As is often the case, the big profits are in real estate.

Here is an excerpt from a powerful article:

At one Texas Promesa charter school site, vermin roam the halls, offices, and classrooms and the roof leaks when it rains. The non-profit Southwest Key school pays its non-profit Southwest Key Foundation landlord almost a million dollars a year in state tax money for use of the building. Not only does Southwest Key collect rent from its four Southwest Key charters, but it forces them to purchase services including maintenance and school lunches from Southwest Key affiliate companies at above market rates.
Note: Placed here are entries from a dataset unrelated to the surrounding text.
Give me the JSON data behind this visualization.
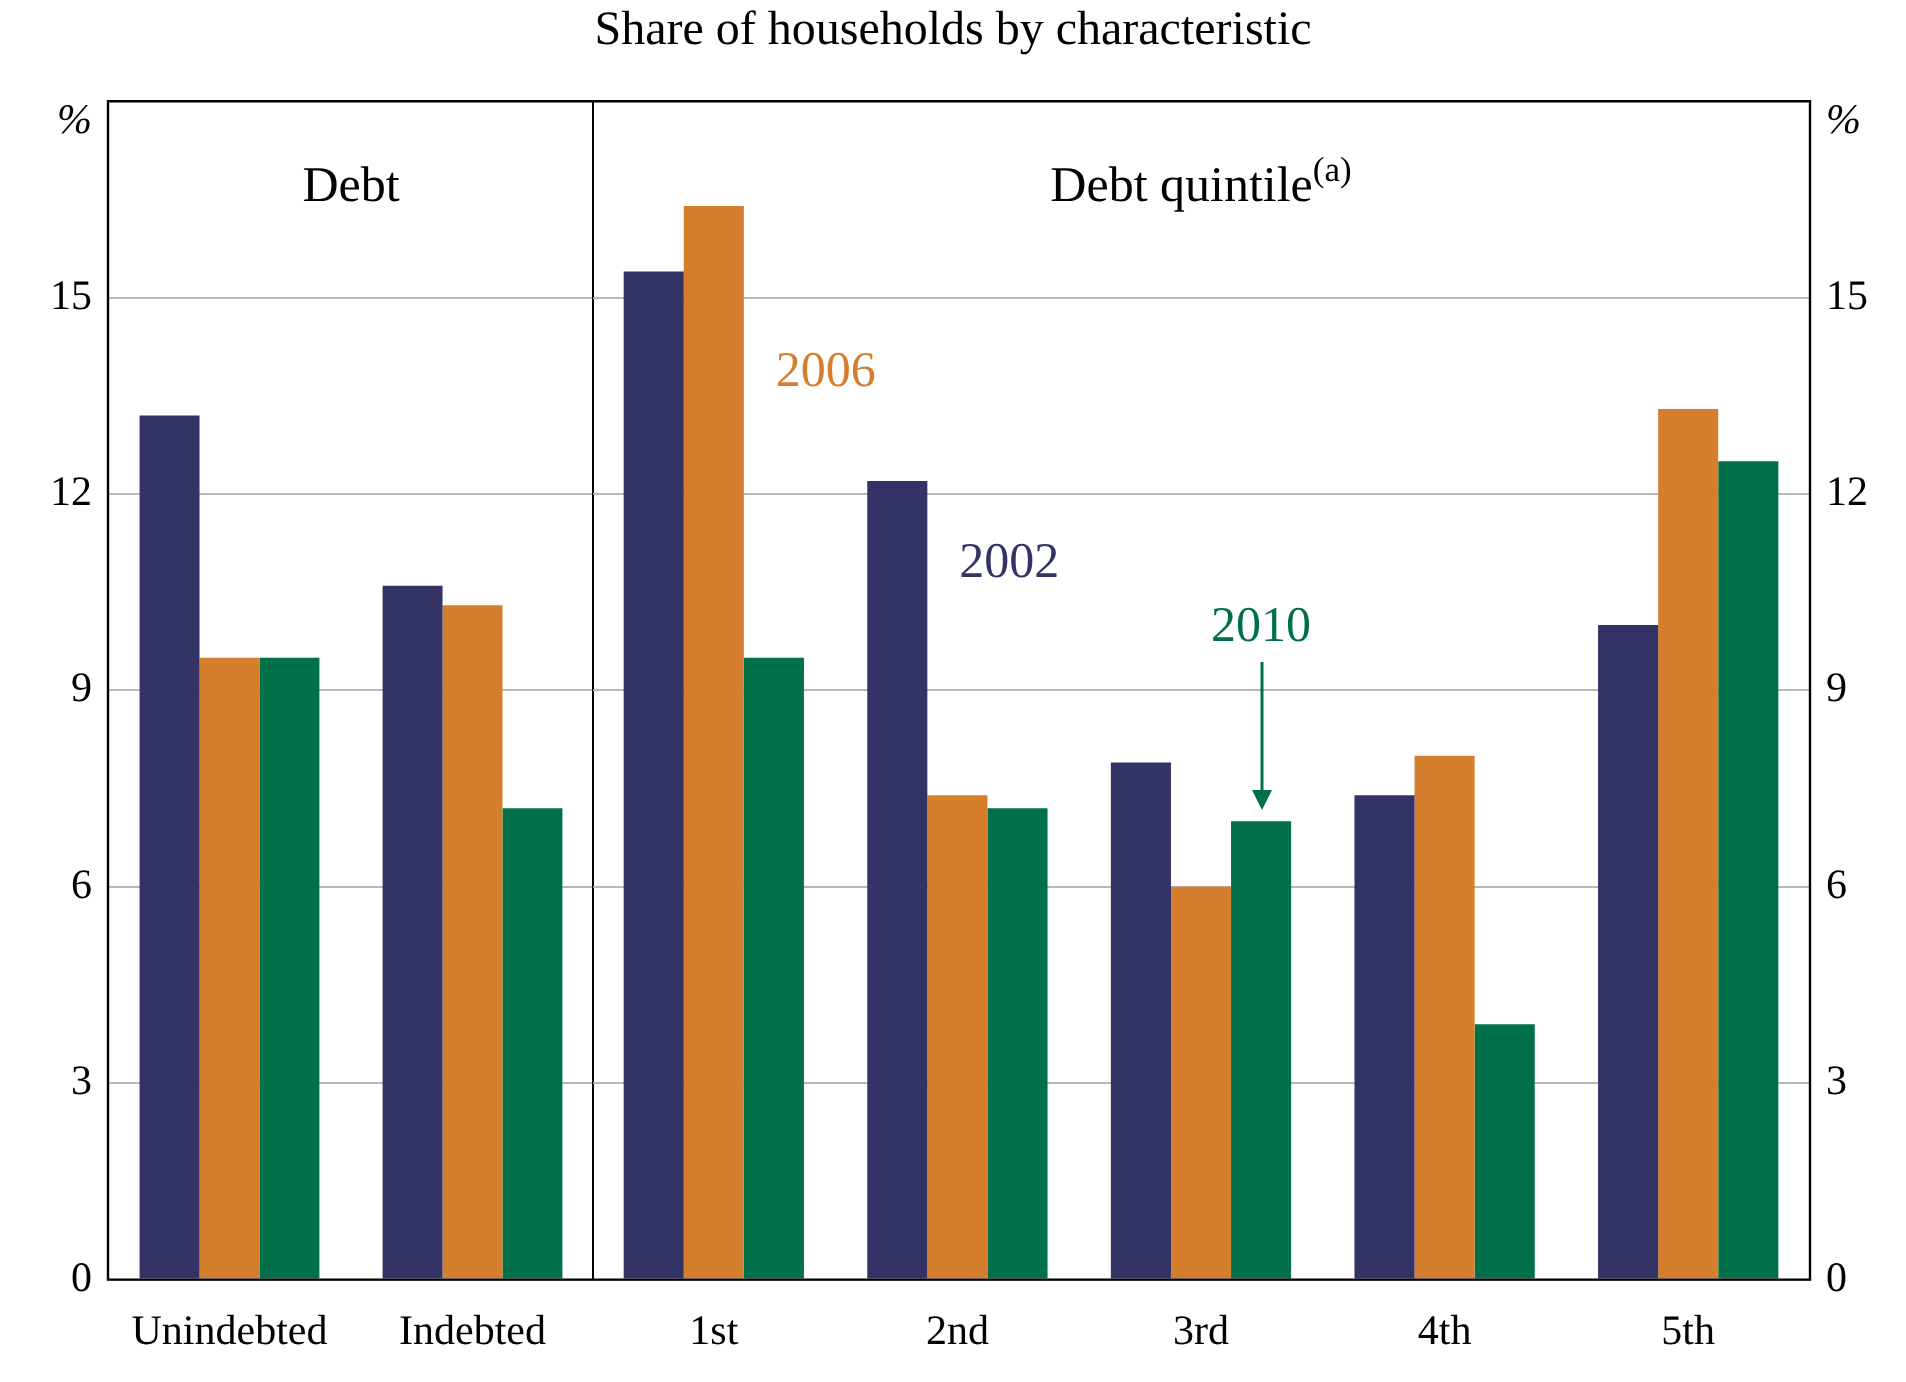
{
  "chart_data": [
    {
      "type": "bar",
      "ylabel": "%",
      "categories": [
        "Unindebted",
        "Indebted"
      ],
      "series": [
        {
          "color": "#333366",
          "values": [
            13.2,
            10.6
          ]
        },
        {
          "color": "#d57f2e",
          "values": [
            9.5,
            10.3
          ]
        },
        {
          "color": "#00704a",
          "values": [
            9.5,
            7.2
          ]
        }
      ],
      "ylim": [
        0,
        18
      ],
      "yticks": [
        0,
        3,
        6,
        9,
        12,
        15
      ],
      "grid": "y",
      "legend": false,
      "annotations": [
        "Debt"
      ]
    },
    {
      "type": "bar",
      "title": "Share of households by characteristic",
      "y2label": "%",
      "categories": [
        "1st",
        "2nd",
        "3rd",
        "4th",
        "5th"
      ],
      "series": [
        {
          "name": "2002",
          "color": "#333366",
          "axis": "y2",
          "values": [
            15.4,
            12.2,
            7.9,
            7.4,
            10.0
          ]
        },
        {
          "name": "2006",
          "color": "#d57f2e",
          "axis": "y2",
          "values": [
            16.4,
            7.4,
            6.0,
            8.0,
            13.3
          ]
        },
        {
          "name": "2010",
          "color": "#00704a",
          "axis": "y2",
          "values": [
            9.5,
            7.2,
            7.0,
            3.9,
            12.5
          ]
        }
      ],
      "y2lim": [
        0,
        18
      ],
      "y2ticks": [
        0,
        3,
        6,
        9,
        12,
        15
      ],
      "grid": "y",
      "legend": false,
      "annotations": [
        "Debt quintile$^{(a)}$"
      ]
    }
  ]
}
Southwest Key Maintenance charges almost $200,000 for janitorial work that an outside company offered to do for $93,000. The food served at Promesa’s schools is purchased from Southwest Key’s for-profit food company, Café del Sol. It is so bad that students have gone on a hunger strike. In addition, Southwest Key charged Promesa over $300,000 this year as a “management” fee and bills the schools for “accounting.”

Southwest Key uses its “non-profit” profits to pay hefty salaries to corporate and charity leaders and to stockpile tens of millions of dollars in reserves. Its former president and his wife were paid a combined $2 million a year. The foundation is now under federal investigation.

Texas Promesea schools are so badly run that when teachers quit they are not replaced. At one school someone hired to teach Spanish was assigned to teach history and someone hired for special-education is teaching photography. At Corpus Christi Promesa graduating senior have difficulty filing college applications and financial aid forms because the chief guidance counselor was laid-off. The Corpus Christi school is in a crumbling former shopping center rented by Promesa for $360,000 a year from a shell company operated by real estate developers tied to Southwest Key’s shelter operation.

The charter operation has tried to escape its reputation by rebranding and now calls itself Promesa Public Schools. It opened new campuses in fall 2018 in Corpus Christi and Brownsville.

As usual, the question is why parents choose to send their children to these terrible profit centers that call themselves “schools.” Betsy DeVos would say that as long as parents “choose” to send their children to vermin-infested profit centers, then all is well. As usual, the answer probably lies in marketing, branding, and promises that ignore reality. Sadly, many parents are gullible and believe the former.